Not everyone deals with conflict the same way.  Some people avoid workplace conflict at all costs, others tackle it head on almost becoming aggressive, some accommodate to make the conflict go away, and, others tend to collaborate and find mutually satisfactory solutions. Regardless of the style of conflict management people take on, emotions are often one element of conflict.  After mediating hundreds of complex workplace situations (in a former career) I quickly learned that for many, fear turns into anger.

So what do you do if you are talking to a colleague at work and their emotions (or even your own) start reaching the point of concern?
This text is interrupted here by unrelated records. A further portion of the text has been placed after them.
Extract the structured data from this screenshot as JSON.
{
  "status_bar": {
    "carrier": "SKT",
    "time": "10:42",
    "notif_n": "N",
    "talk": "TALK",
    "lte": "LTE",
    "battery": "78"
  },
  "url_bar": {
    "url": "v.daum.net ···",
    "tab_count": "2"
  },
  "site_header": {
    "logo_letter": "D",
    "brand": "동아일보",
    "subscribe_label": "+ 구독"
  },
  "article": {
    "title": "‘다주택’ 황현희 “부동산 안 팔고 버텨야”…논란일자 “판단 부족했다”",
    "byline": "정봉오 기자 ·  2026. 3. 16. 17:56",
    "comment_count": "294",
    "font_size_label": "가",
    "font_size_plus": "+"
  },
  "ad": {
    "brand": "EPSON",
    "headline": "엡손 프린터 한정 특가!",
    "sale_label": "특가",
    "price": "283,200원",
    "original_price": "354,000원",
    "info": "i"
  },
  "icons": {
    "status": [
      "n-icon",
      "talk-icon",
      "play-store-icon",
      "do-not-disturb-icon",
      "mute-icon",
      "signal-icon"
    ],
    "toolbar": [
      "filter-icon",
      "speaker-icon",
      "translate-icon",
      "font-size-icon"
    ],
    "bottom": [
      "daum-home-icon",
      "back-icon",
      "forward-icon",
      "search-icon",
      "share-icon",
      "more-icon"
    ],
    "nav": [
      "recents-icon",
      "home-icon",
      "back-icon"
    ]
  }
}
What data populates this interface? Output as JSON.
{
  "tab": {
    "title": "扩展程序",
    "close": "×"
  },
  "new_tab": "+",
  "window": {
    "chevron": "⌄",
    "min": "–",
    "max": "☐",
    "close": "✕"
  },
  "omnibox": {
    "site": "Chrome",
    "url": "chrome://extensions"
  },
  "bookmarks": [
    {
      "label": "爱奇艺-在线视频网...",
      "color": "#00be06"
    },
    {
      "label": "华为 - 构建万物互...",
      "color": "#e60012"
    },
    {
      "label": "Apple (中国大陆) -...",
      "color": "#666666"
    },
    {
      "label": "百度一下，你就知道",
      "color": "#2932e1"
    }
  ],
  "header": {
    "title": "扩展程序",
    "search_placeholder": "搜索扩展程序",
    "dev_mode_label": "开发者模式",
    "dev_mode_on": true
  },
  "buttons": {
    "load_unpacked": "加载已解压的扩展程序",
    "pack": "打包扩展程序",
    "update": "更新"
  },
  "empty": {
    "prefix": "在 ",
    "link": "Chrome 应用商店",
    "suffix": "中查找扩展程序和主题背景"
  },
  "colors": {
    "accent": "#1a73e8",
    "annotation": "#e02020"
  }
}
Take a break, a time out.  This sounds easy and obvious, but if it is so obvious and easy, how does this step get missed?  Emotions are like a snowball rolling downhill.  They are hard to reign in and stop.  Managing emotions requires a high degree of self-awareness.  If your colleagues emotions are picking up speed and intensity, like the moving snowball, it can be helpful to acknowledge the situation by saying something like, “I can see that this is an important issue to you,” or, “I understand that this issue is particularly frustrating for you,” then add something like, “I want to give this conversation 100% of my focus.  May we take a ten minute break so I can come back to this conversation fully present?” Sometimes it can help to say something like, “I can see how very important this issue is and I really want to talk about this in a way that is helpful to us both. The emotions are rising, and if we could take a short break it will help us both be productive in addressing the issue together.”

If someone is offensive, harsh, or downright mean, it is important to address this.  Many people freeze at the thought of this.  I have found the following statement to work very well. It is free of blame and judgement, but addresses the comments that were hurtful.  “That didn’t land well for me. When you said x, I felt offended/attacked/hurt (fill in the exact word).  I would like us to have the conversation without these types of accusations so that we can both say what we need to say in a way that lands well for each of us.”

When the conversation concludes, it is helpful to check in (e.g. in a few days) to ensure there is no “collateral damage” or residue from the conversation, and to confirm that the relationship is intact.

To sum it up:

  • Take a short break.
  • Set some guidelines for how you communicate by addressing challenges as they rise.
  • Follow up.

While no workplace will ever be conflict-free, respectfully handling it when it arises lowers its frequency and builds trust across teams.